Final project proposal
For the final Jim and I decided to keep working on our Midi Meditation project in order to finesse it further and hopefully be able to feature it in the 2017 winter show for people to interact with it more deeply then.
For the next stage we plan to further tweak the code to try having the Arduino send messages to a different software program like Ableton to have more flexibility with the sounds and effects, and to see if we can universalize the code so it works with various programs that are set up for live MIDI application (it's possible Omnisphere was too specific and not really ideal for using for an application like this). We also would like to add some kind of light element that will also echo the heartbeat, pulsing in and out with a fade similar to the pulse graph, which the participant can either focus on or not depending on whether or not they wish to have their eyes closed.
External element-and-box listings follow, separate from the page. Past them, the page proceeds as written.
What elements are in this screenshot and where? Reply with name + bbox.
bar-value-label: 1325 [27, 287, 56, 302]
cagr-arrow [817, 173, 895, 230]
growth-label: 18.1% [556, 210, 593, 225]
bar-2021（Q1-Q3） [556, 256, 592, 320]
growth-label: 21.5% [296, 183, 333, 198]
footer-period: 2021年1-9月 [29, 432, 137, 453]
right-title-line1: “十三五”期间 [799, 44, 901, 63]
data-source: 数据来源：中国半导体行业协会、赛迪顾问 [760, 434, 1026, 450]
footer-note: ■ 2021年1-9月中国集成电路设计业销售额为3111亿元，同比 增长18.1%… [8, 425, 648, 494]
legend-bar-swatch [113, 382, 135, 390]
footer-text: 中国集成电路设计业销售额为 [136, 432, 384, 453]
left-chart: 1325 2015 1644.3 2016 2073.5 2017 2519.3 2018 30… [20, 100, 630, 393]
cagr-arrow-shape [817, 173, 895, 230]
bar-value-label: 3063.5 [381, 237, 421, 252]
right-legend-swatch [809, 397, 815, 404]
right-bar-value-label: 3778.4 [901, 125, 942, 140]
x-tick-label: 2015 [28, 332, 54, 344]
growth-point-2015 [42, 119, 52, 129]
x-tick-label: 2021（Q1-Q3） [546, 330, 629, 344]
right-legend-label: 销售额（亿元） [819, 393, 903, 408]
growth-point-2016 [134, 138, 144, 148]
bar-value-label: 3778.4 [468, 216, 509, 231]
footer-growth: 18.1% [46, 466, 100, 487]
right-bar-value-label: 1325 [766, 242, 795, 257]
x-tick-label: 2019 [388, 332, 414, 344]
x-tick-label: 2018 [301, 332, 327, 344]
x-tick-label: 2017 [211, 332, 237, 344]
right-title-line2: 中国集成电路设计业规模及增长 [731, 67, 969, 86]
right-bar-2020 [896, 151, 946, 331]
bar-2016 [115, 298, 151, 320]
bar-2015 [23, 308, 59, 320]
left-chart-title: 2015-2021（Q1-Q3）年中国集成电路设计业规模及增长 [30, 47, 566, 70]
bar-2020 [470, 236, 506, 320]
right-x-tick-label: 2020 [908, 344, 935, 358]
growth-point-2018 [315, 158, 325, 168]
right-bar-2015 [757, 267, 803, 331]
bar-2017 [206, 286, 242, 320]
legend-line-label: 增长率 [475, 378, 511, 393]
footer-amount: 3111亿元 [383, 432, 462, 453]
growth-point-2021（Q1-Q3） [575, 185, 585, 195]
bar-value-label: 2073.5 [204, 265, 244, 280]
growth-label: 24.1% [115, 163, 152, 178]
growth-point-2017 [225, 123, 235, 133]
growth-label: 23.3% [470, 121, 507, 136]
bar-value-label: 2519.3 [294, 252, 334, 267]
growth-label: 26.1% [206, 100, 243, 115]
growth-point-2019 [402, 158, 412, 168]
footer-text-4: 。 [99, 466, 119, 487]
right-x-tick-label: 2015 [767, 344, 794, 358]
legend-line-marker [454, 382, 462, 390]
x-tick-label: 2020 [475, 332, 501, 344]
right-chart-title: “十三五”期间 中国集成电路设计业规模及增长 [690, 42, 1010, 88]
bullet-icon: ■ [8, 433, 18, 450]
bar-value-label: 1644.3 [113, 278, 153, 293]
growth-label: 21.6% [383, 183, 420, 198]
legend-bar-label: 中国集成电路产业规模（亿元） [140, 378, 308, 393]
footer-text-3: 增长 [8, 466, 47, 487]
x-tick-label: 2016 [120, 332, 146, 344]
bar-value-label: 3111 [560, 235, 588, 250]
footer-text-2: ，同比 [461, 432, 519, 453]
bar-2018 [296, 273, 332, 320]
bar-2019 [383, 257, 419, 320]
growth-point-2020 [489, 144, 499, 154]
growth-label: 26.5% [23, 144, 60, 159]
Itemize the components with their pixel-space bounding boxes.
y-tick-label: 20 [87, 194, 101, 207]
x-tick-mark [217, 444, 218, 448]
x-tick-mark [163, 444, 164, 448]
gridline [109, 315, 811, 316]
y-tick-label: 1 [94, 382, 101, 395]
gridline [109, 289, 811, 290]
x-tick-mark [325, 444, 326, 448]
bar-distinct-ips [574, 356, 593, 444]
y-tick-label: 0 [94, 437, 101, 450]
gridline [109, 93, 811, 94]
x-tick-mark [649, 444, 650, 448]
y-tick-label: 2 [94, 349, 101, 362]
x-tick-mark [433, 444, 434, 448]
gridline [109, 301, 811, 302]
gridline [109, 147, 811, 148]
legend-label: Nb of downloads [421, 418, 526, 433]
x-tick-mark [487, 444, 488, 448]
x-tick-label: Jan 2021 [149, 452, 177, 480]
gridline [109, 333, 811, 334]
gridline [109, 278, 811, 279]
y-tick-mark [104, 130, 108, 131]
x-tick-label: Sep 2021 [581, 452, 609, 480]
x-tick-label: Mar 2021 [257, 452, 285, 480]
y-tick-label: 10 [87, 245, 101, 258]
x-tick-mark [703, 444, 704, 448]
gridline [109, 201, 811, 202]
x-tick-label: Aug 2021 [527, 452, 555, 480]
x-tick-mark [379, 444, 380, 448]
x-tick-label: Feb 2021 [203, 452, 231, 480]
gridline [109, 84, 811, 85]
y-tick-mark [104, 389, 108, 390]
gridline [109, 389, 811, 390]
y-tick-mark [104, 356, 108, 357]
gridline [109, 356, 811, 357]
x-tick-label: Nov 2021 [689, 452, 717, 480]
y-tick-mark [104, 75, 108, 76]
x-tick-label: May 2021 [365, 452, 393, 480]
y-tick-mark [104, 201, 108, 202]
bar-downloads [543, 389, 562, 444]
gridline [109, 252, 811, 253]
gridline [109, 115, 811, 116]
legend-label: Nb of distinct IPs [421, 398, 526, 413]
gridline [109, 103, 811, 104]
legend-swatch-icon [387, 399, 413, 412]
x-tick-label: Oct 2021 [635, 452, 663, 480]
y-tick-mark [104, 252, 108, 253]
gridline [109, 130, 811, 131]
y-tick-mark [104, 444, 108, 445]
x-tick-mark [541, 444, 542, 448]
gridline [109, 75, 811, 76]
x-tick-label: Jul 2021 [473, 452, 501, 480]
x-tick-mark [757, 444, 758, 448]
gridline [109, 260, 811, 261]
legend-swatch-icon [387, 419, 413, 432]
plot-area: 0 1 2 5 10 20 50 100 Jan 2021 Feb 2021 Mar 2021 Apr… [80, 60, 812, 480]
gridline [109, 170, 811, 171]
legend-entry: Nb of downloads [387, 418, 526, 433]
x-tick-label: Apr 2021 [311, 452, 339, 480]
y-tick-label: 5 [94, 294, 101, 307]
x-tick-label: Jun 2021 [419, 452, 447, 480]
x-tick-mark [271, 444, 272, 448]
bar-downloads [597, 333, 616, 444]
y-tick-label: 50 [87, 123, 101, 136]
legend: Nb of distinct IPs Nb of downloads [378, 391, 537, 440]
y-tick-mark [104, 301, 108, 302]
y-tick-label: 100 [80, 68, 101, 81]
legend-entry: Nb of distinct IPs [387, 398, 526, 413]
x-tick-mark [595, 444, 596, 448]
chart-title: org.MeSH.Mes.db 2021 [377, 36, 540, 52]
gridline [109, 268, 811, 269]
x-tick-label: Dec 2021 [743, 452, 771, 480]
It could also be used as an installation element to draw the participant into using the Midi Meditation. Even with eyes closed potentially they will still sense the light which could help with brain entrainment and focus (we will have to experiment with this element and see if it does in fact do that.) There could also possibly be more than one Midi Meditation, so that two people can meditate at the same time, but am not sure about that yet and need to discuss with Jim. I will be taking Intro to Fabrication in tandem with the 2nd part of this semester so I will be focusing on making a more final enclosure in that class with Jim's input-- he also knows about 3D printing so perhaps we will incorporate that if needed.
Also came across this (the "Muse" meditation headband) popping up in my ads on my computer-- of course someone has been reading my blog posts and planting them there! Just kidding. But also not...incidentally, it is actually helpful to see how others are implementing similar ideas.
Update on October 31st, 2017:
Jim noted that we will also be finessing the algorithm for the heart beat detector so that it works on most or ideally all people-- and also a better way to use the sensor, maybe attached in a glove, so that it stays put and also so that it requires next to no effort to use it the "correct" way (there will be only one way).